Date of this Version
Force exertion is critical in grasping and holding activities at sub-maximal levels. Exertion misjudgments lead to musculoskeletal disorders (MSDs) impairing performance and productivity. Published literatures on grasping have addressed the force balance and endurance issues for non-prehensile movements of hand. However, little information is available on the force exerted in precision gripping employed in health care. Professionals, especially dental hygienists, when treating patients adopt awkward postures for extended period leading to cumulative trauma. Literatures on cumulative trauma have identified force exertion to be an important risk factor. Lack of information on fatigue with precision gripping motivated this research to establish force-endurance relation for simulated dental task.
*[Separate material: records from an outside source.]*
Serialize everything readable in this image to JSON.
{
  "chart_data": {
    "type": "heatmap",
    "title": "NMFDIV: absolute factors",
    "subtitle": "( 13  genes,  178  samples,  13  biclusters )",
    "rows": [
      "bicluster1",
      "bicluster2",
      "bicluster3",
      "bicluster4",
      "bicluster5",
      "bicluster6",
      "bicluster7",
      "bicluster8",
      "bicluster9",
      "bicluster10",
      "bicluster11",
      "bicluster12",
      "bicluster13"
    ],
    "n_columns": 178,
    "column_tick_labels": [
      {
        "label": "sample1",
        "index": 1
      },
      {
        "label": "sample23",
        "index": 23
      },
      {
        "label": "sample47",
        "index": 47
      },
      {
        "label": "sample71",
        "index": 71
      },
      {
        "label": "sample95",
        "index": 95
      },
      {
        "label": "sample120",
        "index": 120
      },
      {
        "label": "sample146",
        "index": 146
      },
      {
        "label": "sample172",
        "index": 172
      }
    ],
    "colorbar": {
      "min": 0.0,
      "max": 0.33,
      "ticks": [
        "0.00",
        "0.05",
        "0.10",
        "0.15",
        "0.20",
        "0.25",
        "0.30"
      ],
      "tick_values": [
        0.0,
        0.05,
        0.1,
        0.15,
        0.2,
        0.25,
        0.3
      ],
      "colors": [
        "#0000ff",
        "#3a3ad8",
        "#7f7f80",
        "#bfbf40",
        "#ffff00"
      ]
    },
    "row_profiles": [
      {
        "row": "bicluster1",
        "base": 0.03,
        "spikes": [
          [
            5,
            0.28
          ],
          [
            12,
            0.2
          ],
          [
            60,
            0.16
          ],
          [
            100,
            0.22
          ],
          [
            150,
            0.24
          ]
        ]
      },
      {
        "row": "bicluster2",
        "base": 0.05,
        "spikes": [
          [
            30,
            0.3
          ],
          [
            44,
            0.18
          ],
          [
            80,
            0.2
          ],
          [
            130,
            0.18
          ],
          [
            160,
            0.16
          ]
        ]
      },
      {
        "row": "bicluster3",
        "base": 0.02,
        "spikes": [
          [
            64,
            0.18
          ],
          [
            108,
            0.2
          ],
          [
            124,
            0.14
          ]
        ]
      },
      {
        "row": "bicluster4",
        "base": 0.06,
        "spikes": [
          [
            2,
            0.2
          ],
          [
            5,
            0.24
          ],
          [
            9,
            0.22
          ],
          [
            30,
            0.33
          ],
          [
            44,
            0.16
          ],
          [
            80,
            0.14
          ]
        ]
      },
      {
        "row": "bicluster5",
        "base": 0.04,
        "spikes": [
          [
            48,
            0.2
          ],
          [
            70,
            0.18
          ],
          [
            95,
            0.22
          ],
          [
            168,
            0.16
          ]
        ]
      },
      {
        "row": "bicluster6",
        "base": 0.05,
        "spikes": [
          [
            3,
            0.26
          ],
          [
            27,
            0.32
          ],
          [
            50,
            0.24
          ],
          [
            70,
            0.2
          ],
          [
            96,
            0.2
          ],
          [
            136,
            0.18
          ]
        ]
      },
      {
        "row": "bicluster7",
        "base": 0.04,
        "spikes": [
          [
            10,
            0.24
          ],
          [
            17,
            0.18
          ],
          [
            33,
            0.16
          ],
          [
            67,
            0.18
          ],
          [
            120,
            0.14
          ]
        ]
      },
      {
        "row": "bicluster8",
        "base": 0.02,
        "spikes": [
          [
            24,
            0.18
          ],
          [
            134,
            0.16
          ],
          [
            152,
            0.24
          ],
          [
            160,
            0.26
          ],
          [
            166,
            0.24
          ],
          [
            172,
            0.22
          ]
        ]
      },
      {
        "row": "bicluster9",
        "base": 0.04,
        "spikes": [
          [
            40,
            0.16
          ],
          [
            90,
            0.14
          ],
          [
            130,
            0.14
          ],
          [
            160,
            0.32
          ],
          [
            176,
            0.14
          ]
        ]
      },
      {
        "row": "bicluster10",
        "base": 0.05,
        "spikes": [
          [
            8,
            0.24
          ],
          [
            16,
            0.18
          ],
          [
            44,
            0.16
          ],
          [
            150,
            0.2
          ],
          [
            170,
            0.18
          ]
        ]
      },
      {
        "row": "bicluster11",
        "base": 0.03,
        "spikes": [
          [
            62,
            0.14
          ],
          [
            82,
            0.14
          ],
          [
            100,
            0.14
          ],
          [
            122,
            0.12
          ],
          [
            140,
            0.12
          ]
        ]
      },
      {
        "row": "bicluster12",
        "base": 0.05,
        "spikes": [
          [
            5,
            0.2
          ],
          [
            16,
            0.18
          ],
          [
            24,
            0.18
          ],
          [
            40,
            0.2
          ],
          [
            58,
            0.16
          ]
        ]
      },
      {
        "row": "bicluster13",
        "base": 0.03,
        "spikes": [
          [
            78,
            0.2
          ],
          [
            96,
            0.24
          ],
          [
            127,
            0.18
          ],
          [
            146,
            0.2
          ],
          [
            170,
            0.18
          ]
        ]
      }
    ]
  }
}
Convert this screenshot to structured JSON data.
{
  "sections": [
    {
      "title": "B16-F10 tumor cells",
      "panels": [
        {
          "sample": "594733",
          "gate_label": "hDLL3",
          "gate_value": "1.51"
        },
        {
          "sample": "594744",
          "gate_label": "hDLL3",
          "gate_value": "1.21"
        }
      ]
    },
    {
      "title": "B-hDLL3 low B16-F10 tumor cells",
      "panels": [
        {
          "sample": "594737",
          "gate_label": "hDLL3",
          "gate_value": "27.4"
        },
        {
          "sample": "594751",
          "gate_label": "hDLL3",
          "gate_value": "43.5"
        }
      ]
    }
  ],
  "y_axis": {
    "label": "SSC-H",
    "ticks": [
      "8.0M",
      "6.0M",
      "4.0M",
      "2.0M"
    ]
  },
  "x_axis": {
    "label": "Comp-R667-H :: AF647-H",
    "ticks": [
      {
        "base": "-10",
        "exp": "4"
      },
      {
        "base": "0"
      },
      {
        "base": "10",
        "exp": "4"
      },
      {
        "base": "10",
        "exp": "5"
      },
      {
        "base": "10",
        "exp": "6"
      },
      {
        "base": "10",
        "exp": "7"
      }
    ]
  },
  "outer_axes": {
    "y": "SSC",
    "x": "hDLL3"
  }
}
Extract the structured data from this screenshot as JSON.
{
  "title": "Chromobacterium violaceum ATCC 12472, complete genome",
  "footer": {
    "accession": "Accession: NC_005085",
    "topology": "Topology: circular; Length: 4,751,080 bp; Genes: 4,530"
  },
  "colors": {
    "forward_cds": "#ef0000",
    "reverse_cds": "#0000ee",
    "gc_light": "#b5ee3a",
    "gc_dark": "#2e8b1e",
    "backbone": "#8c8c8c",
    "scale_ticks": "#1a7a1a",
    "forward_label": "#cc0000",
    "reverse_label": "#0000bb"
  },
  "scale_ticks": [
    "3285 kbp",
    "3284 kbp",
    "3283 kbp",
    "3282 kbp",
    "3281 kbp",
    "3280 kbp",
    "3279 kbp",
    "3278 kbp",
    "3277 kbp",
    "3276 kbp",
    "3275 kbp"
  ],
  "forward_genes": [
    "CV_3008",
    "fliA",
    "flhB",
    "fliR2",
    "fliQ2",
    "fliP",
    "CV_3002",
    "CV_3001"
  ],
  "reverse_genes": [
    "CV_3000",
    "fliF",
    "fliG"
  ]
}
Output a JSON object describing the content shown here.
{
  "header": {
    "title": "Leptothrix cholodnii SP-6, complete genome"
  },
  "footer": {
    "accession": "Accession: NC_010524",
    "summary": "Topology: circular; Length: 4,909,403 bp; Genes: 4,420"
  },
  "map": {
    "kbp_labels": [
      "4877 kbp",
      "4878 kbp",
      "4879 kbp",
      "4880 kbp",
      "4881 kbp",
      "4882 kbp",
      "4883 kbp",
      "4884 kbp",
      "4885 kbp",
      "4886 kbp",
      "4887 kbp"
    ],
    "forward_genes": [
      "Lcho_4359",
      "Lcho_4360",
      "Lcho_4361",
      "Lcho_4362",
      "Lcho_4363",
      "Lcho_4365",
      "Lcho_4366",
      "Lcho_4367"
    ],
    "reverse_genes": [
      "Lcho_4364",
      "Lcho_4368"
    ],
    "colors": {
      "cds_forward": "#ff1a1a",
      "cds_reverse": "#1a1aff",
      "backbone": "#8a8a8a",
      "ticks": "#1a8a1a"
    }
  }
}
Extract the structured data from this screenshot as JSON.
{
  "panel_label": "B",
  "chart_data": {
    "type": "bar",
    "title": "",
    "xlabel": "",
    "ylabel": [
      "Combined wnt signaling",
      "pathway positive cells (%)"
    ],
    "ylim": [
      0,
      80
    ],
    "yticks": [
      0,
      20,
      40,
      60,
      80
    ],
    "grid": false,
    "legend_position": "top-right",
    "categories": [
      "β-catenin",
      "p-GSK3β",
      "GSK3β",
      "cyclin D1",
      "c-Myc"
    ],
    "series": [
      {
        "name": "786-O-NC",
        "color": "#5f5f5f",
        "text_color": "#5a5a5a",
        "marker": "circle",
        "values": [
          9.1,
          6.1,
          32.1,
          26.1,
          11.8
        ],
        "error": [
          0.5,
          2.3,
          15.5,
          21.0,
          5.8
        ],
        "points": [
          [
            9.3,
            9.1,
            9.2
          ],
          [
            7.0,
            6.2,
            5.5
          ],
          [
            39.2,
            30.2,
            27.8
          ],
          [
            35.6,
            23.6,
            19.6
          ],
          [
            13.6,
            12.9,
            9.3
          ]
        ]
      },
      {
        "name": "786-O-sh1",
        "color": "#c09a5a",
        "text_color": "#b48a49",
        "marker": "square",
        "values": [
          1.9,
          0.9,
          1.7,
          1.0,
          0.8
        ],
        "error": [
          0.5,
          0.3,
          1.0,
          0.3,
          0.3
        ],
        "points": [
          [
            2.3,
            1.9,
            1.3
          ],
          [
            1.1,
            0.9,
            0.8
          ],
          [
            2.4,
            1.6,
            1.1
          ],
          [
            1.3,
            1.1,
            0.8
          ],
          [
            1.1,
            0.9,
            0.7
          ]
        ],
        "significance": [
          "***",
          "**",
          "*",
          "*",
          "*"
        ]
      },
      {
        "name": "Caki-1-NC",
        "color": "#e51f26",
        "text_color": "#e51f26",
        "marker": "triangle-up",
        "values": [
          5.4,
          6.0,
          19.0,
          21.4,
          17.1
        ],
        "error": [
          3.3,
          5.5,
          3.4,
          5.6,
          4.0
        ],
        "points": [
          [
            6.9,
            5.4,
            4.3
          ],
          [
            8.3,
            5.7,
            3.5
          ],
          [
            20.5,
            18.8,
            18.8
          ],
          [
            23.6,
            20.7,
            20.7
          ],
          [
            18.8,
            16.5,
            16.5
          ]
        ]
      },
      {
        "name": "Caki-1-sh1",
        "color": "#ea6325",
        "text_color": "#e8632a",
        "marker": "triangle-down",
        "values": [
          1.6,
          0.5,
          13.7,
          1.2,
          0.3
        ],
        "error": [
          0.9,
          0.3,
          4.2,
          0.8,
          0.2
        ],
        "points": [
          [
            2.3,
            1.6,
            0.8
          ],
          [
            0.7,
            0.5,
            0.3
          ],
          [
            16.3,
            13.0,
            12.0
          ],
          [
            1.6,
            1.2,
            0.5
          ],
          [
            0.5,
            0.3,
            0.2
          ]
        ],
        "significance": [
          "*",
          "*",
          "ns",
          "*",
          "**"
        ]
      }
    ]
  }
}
A preliminary study was performed to estimate the force exerted during sub-maximal three-jaw chuck pinch and maximal three-finger pencil-hold tasks. Exertions were recorded with force sensing resistors (FSR). The tasks were evaluated for four hand conditions: Bare hand, Vinyl, Latex and Nitryl gloves. Results from the preliminary study provided directions to investigate the fundamental research question of how long can dental professional exert and hold using modified pencil-hold before fatiguing. This research question was addressed by developing a mathematical relation between force exertions and time for a simulated dental task. Periodontal scaling was identified as the representative healthcare task and five participants performed the simulated scaling task on a typodont. The average scaling force was found to be 53.95% of maximum voluntary contraction (MVC). A limiting exertion level of 40%MVC was established for the development of force-endurance relation to accommodate the average scaling force exertion.
Mathematical prediction equations for endurance times were developed and validated using the data from a total of sixty participants that included 30 experts and 30 novices. Similarly, relation between perceived and actual force exertions were developed and validated. The force-endurance models and the relations between perceived and actual exertions were found to follow a third-order polynomial. This research is first of its kind on precision grasps used in dentistry whose implications and recommendations have been discussed.